How can people protect themselves?
I don’t think it would be fair to tell people that they couldn’t post. I post on Twitter multiple times a day! Instead of saying, “You can’t do this,” I would recommend being what I call “politely paranoid” about what we post online. For instance, we can post about the vacation, but we don’t want location- or service-provider-identifying markers within the post. So how about you post a picture of the sunset and the margarita but don’t geolocation tag the hotel? These very small changes can help folks protect their privacy and safety in the long run while still getting everything that they want out of social media. If you really want a geolocation tag, you can save the city that you’re in rather than the hotel: [then] I can’t call up the city and try and get access to your hotel points or change your plans.
Should social media sites just prevent geolocation tagging?

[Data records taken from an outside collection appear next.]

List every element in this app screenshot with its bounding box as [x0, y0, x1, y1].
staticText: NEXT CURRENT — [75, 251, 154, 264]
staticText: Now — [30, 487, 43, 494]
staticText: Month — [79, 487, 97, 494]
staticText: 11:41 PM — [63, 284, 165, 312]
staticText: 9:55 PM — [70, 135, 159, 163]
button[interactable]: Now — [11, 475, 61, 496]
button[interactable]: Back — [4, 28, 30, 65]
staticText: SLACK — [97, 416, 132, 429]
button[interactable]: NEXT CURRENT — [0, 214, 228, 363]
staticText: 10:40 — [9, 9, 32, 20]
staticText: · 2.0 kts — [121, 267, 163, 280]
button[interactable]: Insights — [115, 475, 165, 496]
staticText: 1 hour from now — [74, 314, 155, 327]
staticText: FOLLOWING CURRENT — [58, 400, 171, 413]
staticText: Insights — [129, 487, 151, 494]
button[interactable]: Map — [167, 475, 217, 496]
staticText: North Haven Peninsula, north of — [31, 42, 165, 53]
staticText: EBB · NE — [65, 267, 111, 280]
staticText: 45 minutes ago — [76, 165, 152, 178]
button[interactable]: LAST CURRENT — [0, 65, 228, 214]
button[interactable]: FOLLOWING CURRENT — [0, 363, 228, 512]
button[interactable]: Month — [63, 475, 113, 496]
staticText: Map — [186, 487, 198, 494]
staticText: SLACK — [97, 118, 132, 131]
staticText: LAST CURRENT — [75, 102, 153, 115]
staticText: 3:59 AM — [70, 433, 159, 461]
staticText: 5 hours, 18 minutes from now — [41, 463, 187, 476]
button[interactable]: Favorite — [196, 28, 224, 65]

What responsibilities do platforms have to protect their users?
I think it’s really important that all platforms, including social media platforms, follow best practices regarding security and privacy to keep their users safe. It’s also a best practice to scrub metadata for your users before they post their photos or videos so they don’t unknowingly compromise themselves. All of that is the platform’s responsibility; we have to hold them to that [and] make sure that they do those things. After that, I would say individuals get to choose how much risk they would like to take. I work hard to ensure nonsecurity folks understand risks: things such as geolocation tagging, [mentioning] service providers [and] taking pictures of their license, credit cards, gift cards, passports, airplane tickets—now we’re seeing COVID-19 vaccination cards with sensitive data on them. I don’t think it’s the social media company’s responsibility, for instance, to dictate what somebody can or cannot post when it comes to their travel photos. I think that’s up to the user to decide how they would like to use that platform. And I think it’s up to us as [information security] professionals to clearly communicate what those risks are so people can make an informed decision.